Until the Boston Marathon bombing on Monday afternoon, the Gosnell story was top news across the nation, including CBS. What media critics had called a “blackout” had ended.
How Mollie Hemingway Changed the National Conversation
Without taking away from Kirsten Powers’ article or the thousands who blogged or tweeted about Gosnell, I believe Mollie Hemingway deserves most of the credit for causing respected journalists to give this story a second look. For example, when Sarah Kliff claimed Gosnell was a local crime story without policy implications, Mollie pressed her on the silliness of that excuse. Later, Sarah admitted she’d been wrong. Newsweek followed suit.
So what did Mollie do right? Several things.
1. She was an informed, credible voice on the issue.
Mollie knows the ins and outs of journalism. She also demonstrated an awareness of the issues related to the trial. She was not a blogger passing on conspiracy theories or someone always ranting against media bias on right-wing websites. She had both information and credibility, and she put both to good use. For that reason, people paid attention.
Too often, people are willing to speak before they have built up credibility (e.g., almost all bloggers and people on Twitter). Others are afraid to expend their capital when it is needed (e.g., many Christians academics at secular colleges).
2. She didn’t just complain; she pushed.
Mollie didn’t use Twitter to gripe about the mainstream media. She personally approached stakeholders and journalists.
Twitter allowed Mollie to make personal contact with a reporter, but with lots of people eavesdropping. The effect was that her challenges to the reporter had some pressure and accountability built into them.
In short, she revealed the blind spot of a number of respected journalists, not by slamming them, but by pressing them on their coverage of stories.
3. She devoted time and attention to a serious issue worthy of conversation.

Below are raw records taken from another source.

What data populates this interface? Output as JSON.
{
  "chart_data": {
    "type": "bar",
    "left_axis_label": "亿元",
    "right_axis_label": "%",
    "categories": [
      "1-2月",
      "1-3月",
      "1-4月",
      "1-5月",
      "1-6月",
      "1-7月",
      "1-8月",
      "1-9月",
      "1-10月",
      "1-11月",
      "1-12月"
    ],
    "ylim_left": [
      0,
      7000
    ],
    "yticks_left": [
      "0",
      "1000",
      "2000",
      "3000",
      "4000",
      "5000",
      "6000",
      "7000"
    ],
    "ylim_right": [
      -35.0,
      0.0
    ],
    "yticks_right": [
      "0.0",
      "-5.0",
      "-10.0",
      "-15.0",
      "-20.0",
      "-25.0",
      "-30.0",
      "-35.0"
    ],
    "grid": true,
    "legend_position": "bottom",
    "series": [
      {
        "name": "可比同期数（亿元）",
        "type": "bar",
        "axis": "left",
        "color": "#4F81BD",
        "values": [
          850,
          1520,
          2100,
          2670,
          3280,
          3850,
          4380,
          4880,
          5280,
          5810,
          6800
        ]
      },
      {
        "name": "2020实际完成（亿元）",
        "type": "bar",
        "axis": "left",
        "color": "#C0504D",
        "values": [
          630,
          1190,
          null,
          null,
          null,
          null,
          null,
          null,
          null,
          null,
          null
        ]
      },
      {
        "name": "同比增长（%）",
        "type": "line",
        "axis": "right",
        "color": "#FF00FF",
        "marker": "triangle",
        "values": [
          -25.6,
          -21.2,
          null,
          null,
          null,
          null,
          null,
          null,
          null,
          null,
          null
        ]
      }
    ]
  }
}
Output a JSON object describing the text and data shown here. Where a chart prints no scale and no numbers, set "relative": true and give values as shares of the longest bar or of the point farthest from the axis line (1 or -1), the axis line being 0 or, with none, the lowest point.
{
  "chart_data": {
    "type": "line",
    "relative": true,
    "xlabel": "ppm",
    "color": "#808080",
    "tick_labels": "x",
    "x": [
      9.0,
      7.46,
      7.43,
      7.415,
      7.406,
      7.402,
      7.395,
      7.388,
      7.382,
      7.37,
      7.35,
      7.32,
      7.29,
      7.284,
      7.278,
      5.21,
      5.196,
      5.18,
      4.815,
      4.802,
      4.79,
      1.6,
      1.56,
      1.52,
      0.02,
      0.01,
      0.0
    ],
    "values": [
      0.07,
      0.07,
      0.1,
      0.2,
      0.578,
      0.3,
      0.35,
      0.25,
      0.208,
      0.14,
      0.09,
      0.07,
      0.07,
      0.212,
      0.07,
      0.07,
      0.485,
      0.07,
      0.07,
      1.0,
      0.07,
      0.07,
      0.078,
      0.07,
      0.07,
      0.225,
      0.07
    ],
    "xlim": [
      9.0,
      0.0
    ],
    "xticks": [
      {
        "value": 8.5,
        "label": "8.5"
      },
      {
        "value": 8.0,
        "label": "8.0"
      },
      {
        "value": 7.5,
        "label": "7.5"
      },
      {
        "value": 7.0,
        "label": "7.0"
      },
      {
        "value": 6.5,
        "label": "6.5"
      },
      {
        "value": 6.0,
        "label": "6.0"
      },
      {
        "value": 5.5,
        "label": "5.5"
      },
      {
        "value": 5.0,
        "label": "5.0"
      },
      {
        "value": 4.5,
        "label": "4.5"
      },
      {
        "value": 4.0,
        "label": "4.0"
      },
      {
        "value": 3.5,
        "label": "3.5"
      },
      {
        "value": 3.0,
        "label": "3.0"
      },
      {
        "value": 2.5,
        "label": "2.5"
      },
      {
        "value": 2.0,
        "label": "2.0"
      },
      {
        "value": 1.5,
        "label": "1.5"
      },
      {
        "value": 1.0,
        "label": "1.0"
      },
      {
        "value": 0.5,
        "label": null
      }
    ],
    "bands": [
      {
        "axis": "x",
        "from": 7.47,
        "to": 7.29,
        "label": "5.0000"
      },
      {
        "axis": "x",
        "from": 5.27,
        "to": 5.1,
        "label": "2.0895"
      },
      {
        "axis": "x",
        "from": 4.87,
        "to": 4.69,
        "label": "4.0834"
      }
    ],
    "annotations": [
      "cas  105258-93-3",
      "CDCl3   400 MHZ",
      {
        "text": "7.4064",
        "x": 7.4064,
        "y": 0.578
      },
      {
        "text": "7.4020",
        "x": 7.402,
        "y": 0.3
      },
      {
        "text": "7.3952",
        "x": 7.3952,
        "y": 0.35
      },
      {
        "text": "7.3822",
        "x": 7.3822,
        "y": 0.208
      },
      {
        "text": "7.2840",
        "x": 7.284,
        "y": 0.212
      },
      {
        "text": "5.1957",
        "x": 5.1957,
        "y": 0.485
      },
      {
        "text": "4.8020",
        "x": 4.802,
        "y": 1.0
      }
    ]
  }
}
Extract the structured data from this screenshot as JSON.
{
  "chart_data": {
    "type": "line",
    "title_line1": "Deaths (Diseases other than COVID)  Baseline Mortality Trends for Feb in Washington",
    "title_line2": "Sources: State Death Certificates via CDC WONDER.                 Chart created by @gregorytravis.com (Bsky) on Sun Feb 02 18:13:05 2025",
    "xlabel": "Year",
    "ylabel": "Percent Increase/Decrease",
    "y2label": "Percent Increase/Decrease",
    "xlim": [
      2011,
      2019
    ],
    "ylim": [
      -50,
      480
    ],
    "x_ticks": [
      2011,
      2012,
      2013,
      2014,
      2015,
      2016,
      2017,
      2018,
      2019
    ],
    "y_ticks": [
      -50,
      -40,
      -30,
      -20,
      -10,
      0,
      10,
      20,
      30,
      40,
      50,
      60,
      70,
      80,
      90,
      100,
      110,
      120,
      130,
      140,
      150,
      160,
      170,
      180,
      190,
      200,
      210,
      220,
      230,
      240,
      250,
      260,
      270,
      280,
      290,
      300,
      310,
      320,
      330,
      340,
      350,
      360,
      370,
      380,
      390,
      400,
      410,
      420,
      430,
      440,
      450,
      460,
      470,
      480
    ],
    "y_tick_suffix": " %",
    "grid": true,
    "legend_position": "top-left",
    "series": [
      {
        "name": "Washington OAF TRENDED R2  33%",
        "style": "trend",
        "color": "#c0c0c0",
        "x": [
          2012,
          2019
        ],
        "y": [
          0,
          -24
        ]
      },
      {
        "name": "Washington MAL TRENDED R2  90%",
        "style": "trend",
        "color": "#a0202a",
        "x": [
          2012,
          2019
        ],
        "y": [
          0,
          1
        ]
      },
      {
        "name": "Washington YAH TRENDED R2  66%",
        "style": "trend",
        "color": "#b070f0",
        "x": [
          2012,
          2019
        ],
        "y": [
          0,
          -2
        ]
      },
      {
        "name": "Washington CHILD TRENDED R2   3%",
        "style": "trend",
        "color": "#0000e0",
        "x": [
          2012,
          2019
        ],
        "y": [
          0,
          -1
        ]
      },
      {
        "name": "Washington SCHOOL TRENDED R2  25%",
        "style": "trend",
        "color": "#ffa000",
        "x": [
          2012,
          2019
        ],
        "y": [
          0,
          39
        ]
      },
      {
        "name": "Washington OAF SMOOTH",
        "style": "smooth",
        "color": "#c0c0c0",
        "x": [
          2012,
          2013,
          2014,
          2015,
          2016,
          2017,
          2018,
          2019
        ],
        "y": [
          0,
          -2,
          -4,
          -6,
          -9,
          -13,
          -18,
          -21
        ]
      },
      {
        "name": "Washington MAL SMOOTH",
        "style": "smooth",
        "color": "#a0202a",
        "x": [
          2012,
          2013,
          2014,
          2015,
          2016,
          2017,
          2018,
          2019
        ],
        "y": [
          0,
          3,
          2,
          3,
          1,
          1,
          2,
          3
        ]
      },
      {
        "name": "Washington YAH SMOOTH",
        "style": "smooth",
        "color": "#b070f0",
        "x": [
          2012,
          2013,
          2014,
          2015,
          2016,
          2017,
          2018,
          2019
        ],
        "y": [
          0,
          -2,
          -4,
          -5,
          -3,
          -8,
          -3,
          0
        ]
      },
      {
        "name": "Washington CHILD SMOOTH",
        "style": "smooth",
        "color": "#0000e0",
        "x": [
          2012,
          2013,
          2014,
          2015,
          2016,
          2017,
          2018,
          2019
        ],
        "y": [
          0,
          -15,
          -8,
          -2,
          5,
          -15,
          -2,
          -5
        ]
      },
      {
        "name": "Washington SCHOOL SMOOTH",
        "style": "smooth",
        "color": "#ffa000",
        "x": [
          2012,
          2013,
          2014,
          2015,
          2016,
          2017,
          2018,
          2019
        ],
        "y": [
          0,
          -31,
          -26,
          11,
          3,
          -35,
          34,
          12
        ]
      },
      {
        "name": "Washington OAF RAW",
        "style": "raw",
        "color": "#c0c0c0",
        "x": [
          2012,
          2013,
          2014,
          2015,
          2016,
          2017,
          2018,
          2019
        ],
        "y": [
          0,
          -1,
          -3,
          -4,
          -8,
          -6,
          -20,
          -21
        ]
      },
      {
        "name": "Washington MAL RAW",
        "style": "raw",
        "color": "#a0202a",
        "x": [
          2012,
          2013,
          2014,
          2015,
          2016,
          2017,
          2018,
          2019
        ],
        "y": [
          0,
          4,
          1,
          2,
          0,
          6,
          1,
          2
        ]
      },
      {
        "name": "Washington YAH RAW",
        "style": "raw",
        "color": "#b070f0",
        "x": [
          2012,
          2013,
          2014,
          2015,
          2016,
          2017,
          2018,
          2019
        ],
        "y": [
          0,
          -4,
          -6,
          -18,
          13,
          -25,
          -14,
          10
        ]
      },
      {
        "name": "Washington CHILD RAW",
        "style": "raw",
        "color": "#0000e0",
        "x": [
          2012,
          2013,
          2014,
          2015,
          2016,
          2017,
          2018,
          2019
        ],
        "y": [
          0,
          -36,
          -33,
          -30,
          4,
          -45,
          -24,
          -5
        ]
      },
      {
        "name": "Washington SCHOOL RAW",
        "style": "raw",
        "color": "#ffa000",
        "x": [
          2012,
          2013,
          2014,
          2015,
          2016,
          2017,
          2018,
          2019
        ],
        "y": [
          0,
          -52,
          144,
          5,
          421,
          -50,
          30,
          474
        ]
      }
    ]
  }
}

Journalists understand there are many issues related to abortion that are open for debate and discussion. It seems like we most often see stories about the chipping away of access to abortion in red states, or the unwise comments from pro-life politicians on exceptional cases.
Mollie pushed the Gosnell case because it was totally deserving of attention. It was also one of the first cases that puts the conflicted conscience of Americans on abortion (particularly late-term) on full display.
It’s important to have informed, credible people involved in all levels of journalism. These are the people who can gently and firmly expose the blind spots in how journalists direct our national conversation on volatile issues like abortion.
For example, it is sadly ironic that the article in which Sarah Kliff reports on Gosnell’s crimes is tagged “reproductive health.” Why not “human rights?” There is continued bias in the way journalists discuss the issue of abortion (or, in this case, infanticide!).
We’ve got a long way to go. But last week was something of a breakthrough.
Mollie Hemingway shows that, in a world where media coverage is no longer chained to mainstream outlets, one person can make a big difference.